Traffic enforcement in many jurisdictions has proven difficult to sustain (Thomas et al., 2013), and the situation may be getting worse. Surveys suggest that there is decreasing enforcement relative to vehicles miles traveled, and there may be less use of high-visibility traffic enforcement due to manpower issues in some jurisdictions (Byrne et al., 2021). High-visibility enforcement models also may face new challenges from cell phone apps available to alert drivers of radar and speed safety camera (SSC) locations allowing for route changes or speed reductions in the specific areas to avoid citations. In addition, the use of proven technologies such as SSCs that could be used to magnify enforcement and significantly increase general deterrence of speeding have been highly restricted in many States (NTSB, 2017). (See the Speed Safety Camera Enforcement countermeasure.)

Traditional traffic enforcement faces other challenges and feedback loops that limit durability and effectiveness. For example, speed enforcement may be increased due to a speeding and crash problem. When speeding declines, the enforcement may be reduced and the resources directed elsewhere, with the result that speeding soon increases again. Regular traffic enforcement and adjudication also allows significant discretion to law enforcement officers and the courts, which while intended to allow judgement and situational considerations, may lead to different outcomes for different violators. As more citations are issued, a backlog of court cases may result in ineffective and inconsistent prosecution if prosecutors and judges do not believe in the seriousness of speeding cases and sufficient resources are not provided (TRB, 1998; Alexander & Stradling, 2021b). These practices may result in inequitable outcomes and undermine the effectiveness and perceived legitimacy of speed enforcement as a safety issue (Neuman et al., 2009) and may even contribute to less enforcement (Byrne et al., 2021).

These inter-woven conditions explain why it is essential to have a comprehensive and coordinated, system-based approach to managing speedone that incorporates local and State input from diverse stakeholders.
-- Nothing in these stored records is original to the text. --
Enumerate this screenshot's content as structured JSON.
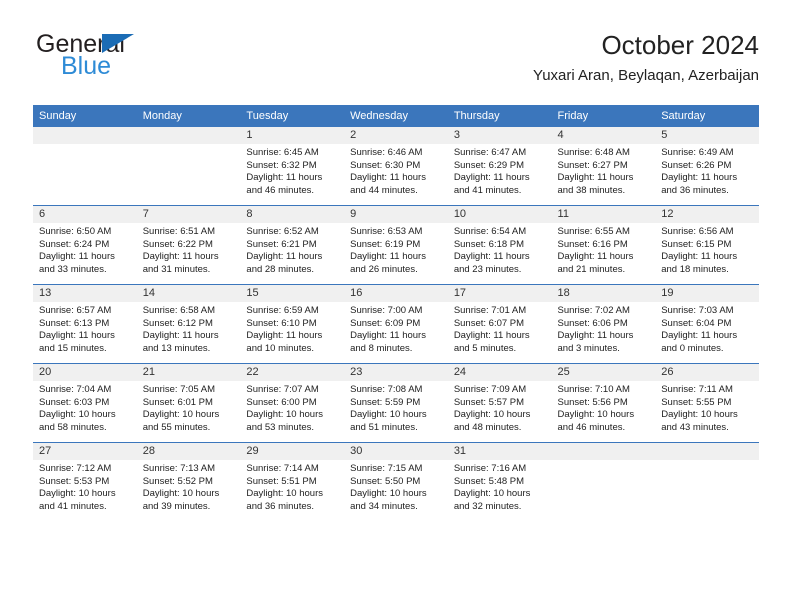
{
  "brand": {
    "name_top": "General",
    "name_bottom": "Blue",
    "triangle_icon": "blue-triangle-icon",
    "accent_color": "#1b6cb5",
    "secondary_color": "#2e8bd6"
  },
  "header": {
    "title": "October 2024",
    "subtitle": "Yuxari Aran, Beylaqan, Azerbaijan"
  },
  "theme": {
    "header_blue": "#3b76bc",
    "daynum_band": "#f0f0f0",
    "text": "#222222"
  },
  "calendar": {
    "weekday_headers": [
      "Sunday",
      "Monday",
      "Tuesday",
      "Wednesday",
      "Thursday",
      "Friday",
      "Saturday"
    ],
    "labels": {
      "sunrise": "Sunrise:",
      "sunset": "Sunset:",
      "daylight": "Daylight:"
    },
    "weeks": [
      [
        {
          "day": "",
          "sunrise": "",
          "sunset": "",
          "daylight_line1": "",
          "daylight_line2": ""
        },
        {
          "day": "",
          "sunrise": "",
          "sunset": "",
          "daylight_line1": "",
          "daylight_line2": ""
        },
        {
          "day": "1",
          "sunrise": "Sunrise: 6:45 AM",
          "sunset": "Sunset: 6:32 PM",
          "daylight_line1": "Daylight: 11 hours",
          "daylight_line2": "and 46 minutes."
        },
        {
          "day": "2",
          "sunrise": "Sunrise: 6:46 AM",
          "sunset": "Sunset: 6:30 PM",
          "daylight_line1": "Daylight: 11 hours",
          "daylight_line2": "and 44 minutes."
        },
        {
          "day": "3",
          "sunrise": "Sunrise: 6:47 AM",
          "sunset": "Sunset: 6:29 PM",
          "daylight_line1": "Daylight: 11 hours",
          "daylight_line2": "and 41 minutes."
        },
        {
          "day": "4",
          "sunrise": "Sunrise: 6:48 AM",
          "sunset": "Sunset: 6:27 PM",
          "daylight_line1": "Daylight: 11 hours",
          "daylight_line2": "and 38 minutes."
        },
        {
          "day": "5",
          "sunrise": "Sunrise: 6:49 AM",
          "sunset": "Sunset: 6:26 PM",
          "daylight_line1": "Daylight: 11 hours",
          "daylight_line2": "and 36 minutes."
        }
      ],
      [
        {
          "day": "6",
          "sunrise": "Sunrise: 6:50 AM",
          "sunset": "Sunset: 6:24 PM",
          "daylight_line1": "Daylight: 11 hours",
          "daylight_line2": "and 33 minutes."
        },
        {
          "day": "7",
          "sunrise": "Sunrise: 6:51 AM",
          "sunset": "Sunset: 6:22 PM",
          "daylight_line1": "Daylight: 11 hours",
          "daylight_line2": "and 31 minutes."
        },
        {
          "day": "8",
          "sunrise": "Sunrise: 6:52 AM",
          "sunset": "Sunset: 6:21 PM",
          "daylight_line1": "Daylight: 11 hours",
          "daylight_line2": "and 28 minutes."
        },
        {
          "day": "9",
          "sunrise": "Sunrise: 6:53 AM",
          "sunset": "Sunset: 6:19 PM",
          "daylight_line1": "Daylight: 11 hours",
          "daylight_line2": "and 26 minutes."
        },
        {
          "day": "10",
          "sunrise": "Sunrise: 6:54 AM",
          "sunset": "Sunset: 6:18 PM",
          "daylight_line1": "Daylight: 11 hours",
          "daylight_line2": "and 23 minutes."
        },
        {
          "day": "11",
          "sunrise": "Sunrise: 6:55 AM",
          "sunset": "Sunset: 6:16 PM",
          "daylight_line1": "Daylight: 11 hours",
          "daylight_line2": "and 21 minutes."
        },
        {
          "day": "12",
          "sunrise": "Sunrise: 6:56 AM",
          "sunset": "Sunset: 6:15 PM",
          "daylight_line1": "Daylight: 11 hours",
          "daylight_line2": "and 18 minutes."
        }
      ],
      [
        {
          "day": "13",
          "sunrise": "Sunrise: 6:57 AM",
          "sunset": "Sunset: 6:13 PM",
          "daylight_line1": "Daylight: 11 hours",
          "daylight_line2": "and 15 minutes."
        },
        {
          "day": "14",
          "sunrise": "Sunrise: 6:58 AM",
          "sunset": "Sunset: 6:12 PM",
          "daylight_line1": "Daylight: 11 hours",
          "daylight_line2": "and 13 minutes."
        },
        {
          "day": "15",
          "sunrise": "Sunrise: 6:59 AM",
          "sunset": "Sunset: 6:10 PM",
          "daylight_line1": "Daylight: 11 hours",
          "daylight_line2": "and 10 minutes."
        },
        {
          "day": "16",
          "sunrise": "Sunrise: 7:00 AM",
          "sunset": "Sunset: 6:09 PM",
          "daylight_line1": "Daylight: 11 hours",
          "daylight_line2": "and 8 minutes."
        },
        {
          "day": "17",
          "sunrise": "Sunrise: 7:01 AM",
          "sunset": "Sunset: 6:07 PM",
          "daylight_line1": "Daylight: 11 hours",
          "daylight_line2": "and 5 minutes."
        },
        {
          "day": "18",
          "sunrise": "Sunrise: 7:02 AM",
          "sunset": "Sunset: 6:06 PM",
          "daylight_line1": "Daylight: 11 hours",
          "daylight_line2": "and 3 minutes."
        },
        {
          "day": "19",
          "sunrise": "Sunrise: 7:03 AM",
          "sunset": "Sunset: 6:04 PM",
          "daylight_line1": "Daylight: 11 hours",
          "daylight_line2": "and 0 minutes."
        }
      ],
      [
        {
          "day": "20",
          "sunrise": "Sunrise: 7:04 AM",
          "sunset": "Sunset: 6:03 PM",
          "daylight_line1": "Daylight: 10 hours",
          "daylight_line2": "and 58 minutes."
        },
        {
          "day": "21",
          "sunrise": "Sunrise: 7:05 AM",
          "sunset": "Sunset: 6:01 PM",
          "daylight_line1": "Daylight: 10 hours",
          "daylight_line2": "and 55 minutes."
        },
        {
          "day": "22",
          "sunrise": "Sunrise: 7:07 AM",
          "sunset": "Sunset: 6:00 PM",
          "daylight_line1": "Daylight: 10 hours",
          "daylight_line2": "and 53 minutes."
        },
        {
          "day": "23",
          "sunrise": "Sunrise: 7:08 AM",
          "sunset": "Sunset: 5:59 PM",
          "daylight_line1": "Daylight: 10 hours",
          "daylight_line2": "and 51 minutes."
        },
        {
          "day": "24",
          "sunrise": "Sunrise: 7:09 AM",
          "sunset": "Sunset: 5:57 PM",
          "daylight_line1": "Daylight: 10 hours",
          "daylight_line2": "and 48 minutes."
        },
        {
          "day": "25",
          "sunrise": "Sunrise: 7:10 AM",
          "sunset": "Sunset: 5:56 PM",
          "daylight_line1": "Daylight: 10 hours",
          "daylight_line2": "and 46 minutes."
        },
        {
          "day": "26",
          "sunrise": "Sunrise: 7:11 AM",
          "sunset": "Sunset: 5:55 PM",
          "daylight_line1": "Daylight: 10 hours",
          "daylight_line2": "and 43 minutes."
        }
      ],
      [
        {
          "day": "27",
          "sunrise": "Sunrise: 7:12 AM",
          "sunset": "Sunset: 5:53 PM",
          "daylight_line1": "Daylight: 10 hours",
          "daylight_line2": "and 41 minutes."
        },
        {
          "day": "28",
          "sunrise": "Sunrise: 7:13 AM",
          "sunset": "Sunset: 5:52 PM",
          "daylight_line1": "Daylight: 10 hours",
          "daylight_line2": "and 39 minutes."
        },
        {
          "day": "29",
          "sunrise": "Sunrise: 7:14 AM",
          "sunset": "Sunset: 5:51 PM",
          "daylight_line1": "Daylight: 10 hours",
          "daylight_line2": "and 36 minutes."
        },
        {
          "day": "30",
          "sunrise": "Sunrise: 7:15 AM",
          "sunset": "Sunset: 5:50 PM",
          "daylight_line1": "Daylight: 10 hours",
          "daylight_line2": "and 34 minutes."
        },
        {
          "day": "31",
          "sunrise": "Sunrise: 7:16 AM",
          "sunset": "Sunset: 5:48 PM",
          "daylight_line1": "Daylight: 10 hours",
          "daylight_line2": "and 32 minutes."
        },
        {
          "day": "",
          "sunrise": "",
          "sunset": "",
          "daylight_line1": "",
          "daylight_line2": ""
        },
        {
          "day": "",
          "sunrise": "",
          "sunset": "",
          "daylight_line1": "",
          "daylight_line2": ""
        }
      ]
    ]
  }
}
Many engineering countermeasures are available to address speeding, and these measures may be more effective long-term and easier to implement than enforcement. Furthermore, speed lowering designs should be considered alongside changes to speed limits to help achieve speed limit credibility. Many of the countermeasures in this chapter also require involvement of State DOTs because of their role in setting speed limits and evaluating the need for road safety improvements (which should be done before determining need for enforcement strategies). The Key Resources section provides links to guidance for developing such plans and strategies.